Probably, it’s no wonder these issues weren’t raised. The PATRIOT Act was extended in February of this year. There was no reason to revisit issues of privacy.

Finally, despite evidence of crimes, accountability and justice did not enter the debate. The prospect of a Department of Justice that actually prosecutes criminal activity and reigns in lawlessness was not considered. Rather, the Department of Justice continued to hold to a standard of defending and protecting unlawful behavior.

The UN, which urged the Obama Administration to address the way in which torture was allowed in Iraq after the Iraq War Logs showed the US was complicit, was ignored. The Obama Administration and political leaders haven’t got time to look back and save America from falling deeper into a pit of moral bankruptcy.
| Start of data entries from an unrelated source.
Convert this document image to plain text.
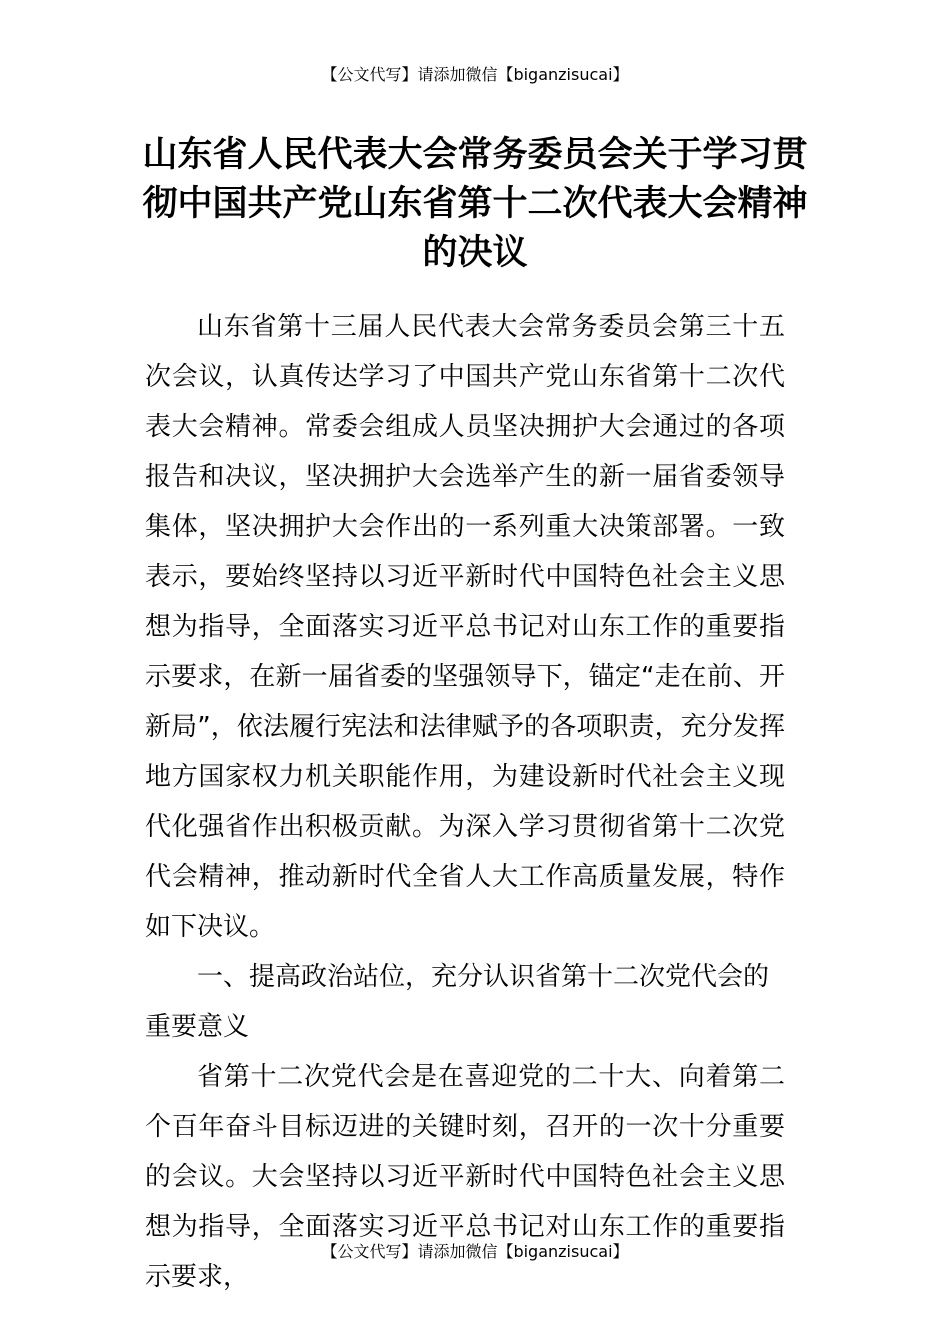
【公文代写】请添加微信【biganzisucai】
山东省人民代表大会常务委员会关于学习贯彻中国共产党山东省第十二次代表大会精神的决议

山东省第十三届人民代表大会常务委员会第三十五次会议，认真传达学习了中国共产党山东省第十二次代表大会精神。常委会组成人员坚决拥护大会通过的各项报告和决议，坚决拥护大会选举产生的新一届省委领导集体，坚决拥护大会作出的一系列重大决策部署。一致表示，要始终坚持以习近平新时代中国特色社会主义思想为指导，全面落实习近平总书记对山东工作的重要指示要求，在新一届省委的坚强领导下，锚定“走在前、开新局”，依法履行宪法和法律赋予的各项职责，充分发挥地方国家权力机关职能作用，为建设新时代社会主义现代化强省作出积极贡献。为深入学习贯彻省第十二次党代会精神，推动新时代全省人大工作高质量发展，特作如下决议。

一、提高政治站位，充分认识省第十二次党代会的重要意义

省第十二次党代会是在喜迎党的二十大、向着第二个百年奋斗目标迈进的关键时刻，召开的一次十分重要的会议。大会坚持以习近平新时代中国特色社会主义思想为指导，全面落实习近平总书记对山东工作的重要指示要求，

【公文代写】请添加微信【biganzisucai】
They believe in moving forward, which means excusing America’s actions no matter what those actions have done to humanity.

And, they don’t want anyone in the press or public to stall efforts to move forward by disseminating information Americans have the right to either. Despite conventional wisdom, federal agencies under the Obama Administration have actually used exemptions to block more Freedom of Information Act (FOIA) requests than federal agencies under the Bush Administration did in its final year.

Just as the midterm elections ended and Republicans rode a tidal wave of fear that propelled them to victories throughout the US, former president George W. Bush released his memoir. In it, he boasts about having no regrets about waterboarding. His admission of committing what amounts to a war crime when you examine international law should motivate someone to subpoena Bush for an investigation.

Not in this society: violating the law is now a cause of pride, especially if you were President of the United States and did it to save a nation from “terrorism.” Build a library and maybe revitalize or create a think tank that can dedicate itself to the Orwellian venture of rewriting history and creating justifications for activities that used to be prohibited by law. The Washington Consensus needs help from people willing to work for the Ministry of Truth. I mean, former President Bush’s library.

Brace yourself, America. Not discussing wars means the “war on terror” expands in Yemen and has repercussions that could radicalize and create more terrorism for the world. It means craven warmongers like Sen. Lindsay Graham have the opportunity to earn greater legitimacy as they call for war with Iran and some sort of “confrontation with China.” (All Americans should shudder at the thought of what might be going through Graham’s twisted brain when he calls for what one can only assume would be a Gulf of Tonkin-esque provocation.)

Not discussing torture and loss of civil liberties means that more and more aspects of live in American society face control and intrusion from government. Giving this up to halt terrorism may seem acceptable to some, but in a free society, those who give up liberty for safety deserve neither liberty nor safety. Americans in favor of torture and PATRIOT Act measures only empower authoritarian forces that could swell and come under the control of, dare I say it, people like Sarah Palin or some other Tea Party Republican leader some day and wreak fascist havoc on this country doing damage far worse than what the Bush Administration did.

Americans have a republic, if they can keep it. And right now, the voice of Americans opposed to the concentration of executive power in government — what could be called the emboldening of the imperial presidency — is horrifically silent. These issues should matter yet, right now, those in power have succeeded in convincing Americans war, torture, violations of civil liberties, etc are of no significance.